Ungrateful. Entitled. Fragile.
We’ve all taught children unable to cope with minor disappointments. Kids who melt down when they’re told ‘no’ or asked to correct their work.
The cause? Most likely, it’s over-parenting.
Parents who, with the best of intentions, over-protect and over-pamper.
The result? A pupil with paper-thin resilience who can’t cope when life doesn’t go their way. (Or, of course, they meet an adult imposing a boundary…)
So – is there anything we can do to help the child who cannot cope with ‘no’?
Here are 3 practical ideas.
1. Make sure this is about entitlement
The first thing to ask when confronted by any inappropriate behaviour is… what’s causing this?
Is entitlement causing the student’s behaviour – or is something else going on?
Here are some things to check.
In her article, Are you enabling ‘academic entitlement’ in students?, Sarah Sparks suggests you look out for the following student attitudes:
- knowledge is a right – and should involve no discomfort on my part
- a good result shouldn’t come from my hard work and effort, but from the simple fact I turned up to school
- if I didn’t do well on a test, the test was too hard (or the teacher covered the wrong material beforehand)
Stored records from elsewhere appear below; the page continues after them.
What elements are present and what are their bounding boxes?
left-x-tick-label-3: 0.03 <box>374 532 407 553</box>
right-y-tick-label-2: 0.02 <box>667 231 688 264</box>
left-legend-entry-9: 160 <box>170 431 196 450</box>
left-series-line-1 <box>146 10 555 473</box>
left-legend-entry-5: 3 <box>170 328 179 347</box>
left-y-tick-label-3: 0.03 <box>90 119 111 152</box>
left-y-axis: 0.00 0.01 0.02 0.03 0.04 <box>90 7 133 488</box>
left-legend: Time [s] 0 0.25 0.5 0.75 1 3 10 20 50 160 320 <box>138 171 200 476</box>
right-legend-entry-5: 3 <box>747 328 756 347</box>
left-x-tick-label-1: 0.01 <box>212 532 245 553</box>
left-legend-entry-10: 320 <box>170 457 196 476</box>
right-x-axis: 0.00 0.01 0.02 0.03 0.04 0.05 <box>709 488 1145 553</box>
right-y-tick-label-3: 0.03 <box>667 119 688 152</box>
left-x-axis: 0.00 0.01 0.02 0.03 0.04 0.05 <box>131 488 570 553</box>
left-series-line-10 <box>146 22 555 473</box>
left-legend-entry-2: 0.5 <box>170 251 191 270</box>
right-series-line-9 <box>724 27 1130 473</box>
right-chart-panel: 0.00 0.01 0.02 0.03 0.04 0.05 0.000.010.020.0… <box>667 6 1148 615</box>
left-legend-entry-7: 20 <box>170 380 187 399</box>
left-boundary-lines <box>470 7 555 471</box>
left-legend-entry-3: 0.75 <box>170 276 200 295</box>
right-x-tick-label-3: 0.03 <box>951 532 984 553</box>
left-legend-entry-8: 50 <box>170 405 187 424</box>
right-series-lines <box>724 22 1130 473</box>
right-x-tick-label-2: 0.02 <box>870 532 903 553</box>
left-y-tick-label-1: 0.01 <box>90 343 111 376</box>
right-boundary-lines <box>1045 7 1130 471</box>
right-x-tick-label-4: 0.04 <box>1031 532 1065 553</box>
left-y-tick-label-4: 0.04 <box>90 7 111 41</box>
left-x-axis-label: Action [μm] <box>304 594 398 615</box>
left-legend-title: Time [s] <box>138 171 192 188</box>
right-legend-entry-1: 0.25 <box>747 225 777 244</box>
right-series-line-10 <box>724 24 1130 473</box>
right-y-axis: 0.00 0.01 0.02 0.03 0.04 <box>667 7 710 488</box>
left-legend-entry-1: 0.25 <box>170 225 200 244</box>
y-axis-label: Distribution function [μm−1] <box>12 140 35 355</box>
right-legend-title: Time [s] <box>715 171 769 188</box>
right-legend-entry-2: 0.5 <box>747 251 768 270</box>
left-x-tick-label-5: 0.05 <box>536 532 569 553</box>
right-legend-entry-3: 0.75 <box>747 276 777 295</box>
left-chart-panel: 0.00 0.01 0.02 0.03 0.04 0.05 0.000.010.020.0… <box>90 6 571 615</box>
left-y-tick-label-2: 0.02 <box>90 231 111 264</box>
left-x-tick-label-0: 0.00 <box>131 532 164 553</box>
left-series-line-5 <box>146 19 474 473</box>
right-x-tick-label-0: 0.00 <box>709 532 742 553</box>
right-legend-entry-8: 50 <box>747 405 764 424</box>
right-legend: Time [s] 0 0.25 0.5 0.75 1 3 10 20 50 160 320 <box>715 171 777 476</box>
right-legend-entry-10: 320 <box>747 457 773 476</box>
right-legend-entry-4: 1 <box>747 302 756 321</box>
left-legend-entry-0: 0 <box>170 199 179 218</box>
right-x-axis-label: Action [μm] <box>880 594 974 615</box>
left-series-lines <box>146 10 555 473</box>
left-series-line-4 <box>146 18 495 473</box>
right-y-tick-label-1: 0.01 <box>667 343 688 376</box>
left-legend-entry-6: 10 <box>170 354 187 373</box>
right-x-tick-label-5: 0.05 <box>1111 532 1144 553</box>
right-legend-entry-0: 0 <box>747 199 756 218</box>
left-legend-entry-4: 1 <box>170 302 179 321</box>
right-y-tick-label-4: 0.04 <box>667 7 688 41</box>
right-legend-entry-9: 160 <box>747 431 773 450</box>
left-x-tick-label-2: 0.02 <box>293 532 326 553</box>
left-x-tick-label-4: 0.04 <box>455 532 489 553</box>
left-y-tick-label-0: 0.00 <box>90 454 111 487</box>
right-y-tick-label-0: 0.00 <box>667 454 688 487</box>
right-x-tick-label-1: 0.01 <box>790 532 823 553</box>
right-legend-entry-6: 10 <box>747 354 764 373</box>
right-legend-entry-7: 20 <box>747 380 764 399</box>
In her book, The Me, Me, Me Epidemic, Amy McCready also suggests many other telltale signs. Here are some key ones:
- the child passes blame for their own mistakes…
- …and expects the adult to rescue them from their mistakes
- are unable to handle disappointment
- act as if the rules don’t apply to them
- expects a bribe for effort shown or good behaviour
2. Avoid upping rewards for compliance
Extrinsic motivators are rewards/bribes we give to students to encourage them to change their behaviour.
The problem with using rewards with entitled students is that the reward soon becomes… another entitlement.
Your relationship has become transactional – based on tit-for-tat. I’ll give you this, if you do that.
Another issue is, over time, the reward naturally becomes less interesting, less motivating. So the pressure will be to find something extra, something more, to motivate the student.
And if the reward is ever withdrawn? The student offers greater resistance.
“But I used to get time on the iPad for finishing my writing! So why should I do it now?”
And so the cycle continues.
Instead of upping rewards, explain why it is in the student’s self-interest to complete the task. Relate it to:
- their personal interests
- an ability they want to develop
- a skill they need for a possible future career etc.
This helps your pupil develop an intrinsic desire to do the right thing. In essence, “I behave in a certain way because it’s worth doing – in and of itself.”
3. Teach them to be grateful
There’s growing evidence that keeping a gratitude journal has a significant impact on how we see the world.
Students who are entitled need help to change their attitude from “I deserve…” to “I’m grateful for…”
A simple way of doing this is asking the student to spend 5 minutes every day completing a gratitude diary.
In the diary, they record 3 things they’re thankful for from the school day.
These should be specific events/thoughts from the day (“I enjoyed using the paints this afternoon”) – rather than a general statement about their life (“I have a nice bedroom.”)
Entitled students often have a negative outlook, scanning the world for challenges to things they ‘have a right to.’ Completing a daily gratitude journal rewires that focus. It gets them into the habit of scanning the world for things that they should be thankful for.
There is also evidence to show keeping a gratitude journal leads to greater personal happiness, a better ability to cope with disappointment and increased psychological resilience in general.